5月13日(金)夜の「にっぽんの芸能」(NHK Eテレ)は、

第7回システィーナ歌舞伎「美女と野獣」(2月、大塚国際美術館システィーナホール)をダイジェスト放送。

http://www2.nhk.or.jp/hensei/program/p.cgi?area=001&date=2016-05-13&ch=31&eid=34529&f=1830

出演: 片岡愛之助 中村壱太郎 上村吉弥 木場勝己 佐藤浩希 片岡千次郎 上村折乃助 上村吉太朗 片岡愛一郎 関口義郎 ほか

作・演出:水口一夫、振付:藤間勘十郎


(休憩を除く)正味の上演時間が、2時間半ぐらいあったようなので、

http://www.kabuki-bito.jp/theaters/other/play/466
http://o-museum.or.jp/publics/index/294/

http://www.asahi.com/articles/photo/AS20160221001434.html

それを50分にしての放送となると、かなり短くなっていたことになる。

和・洋のコラボレーションによる新作歌舞伎「美女と野獣」は、ミュージカルでもおなじみのストーリーを歌舞伎に置き換え、野獣には「鏡獅子」の後シテのイメージも重ねていて、獅子の精としての登場もあるのだが、これは、ジャン・コクトーの「美女と野獣」が、六代目菊五郎の鏡獅子にヒントを得たとの逸話を逆に取り込んだもののようだ。

ミュージカル仕立てのシーンもあって、野獣のソロナンバーもあり、ダイジェストで見ても、なかなかおもしろい。
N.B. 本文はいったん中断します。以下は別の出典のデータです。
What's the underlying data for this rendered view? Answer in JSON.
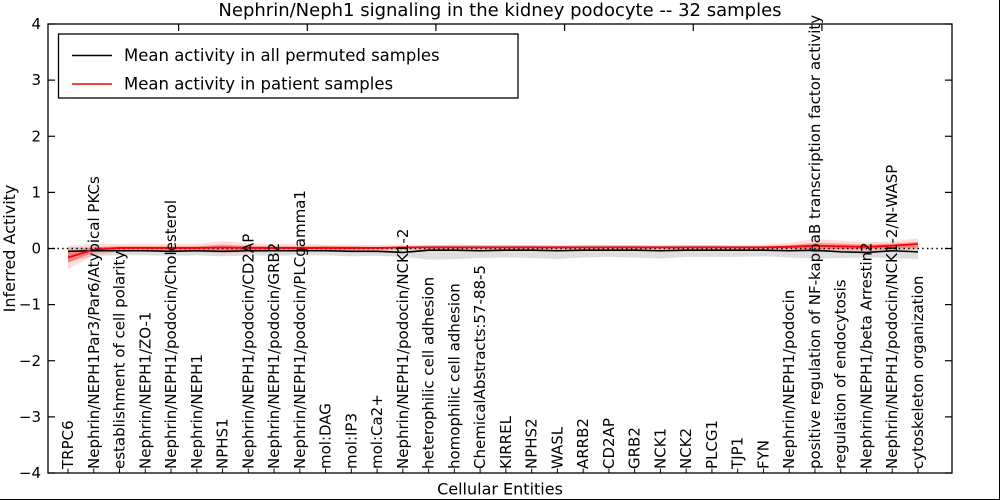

音楽も、和洋折衷。

主演の片岡愛之助が、野獣実は木曽太郎兼光と、正太郎(ミュージカルのガストンにあたる)の二役を務めるのが、いかにも歌舞伎らしい配役。中村壱太郎の美寿々姫(ベルにあたる)は、応仁の乱で国を追われた元美濃の領主・鷹司冬明(木場勝己)の娘で、三姉妹の末っ子というのは西洋の童話っぽい設定。

幼い木曽太郎兼光(山崎掌=子役)は武勇にすぐれていたが、神の使いの鹿を殺したことから、神=国常立尊(上村吉太朗)の怒りにふれ、醜い野獣に姿を変えられ、真の愛を知るまでは元の姿には戻れないということになっている。

劇団四季の「美女と野獣」では、オオカミに襲われたベルを野獣が助けるシーンがあるが、このシスティーナ歌舞伎では、死神(佐藤浩希)に襲われた美寿々姫を野獣が助ける。

ダイジェストゆえに、長曽我部夢ちゃんが見られなかったのが残念。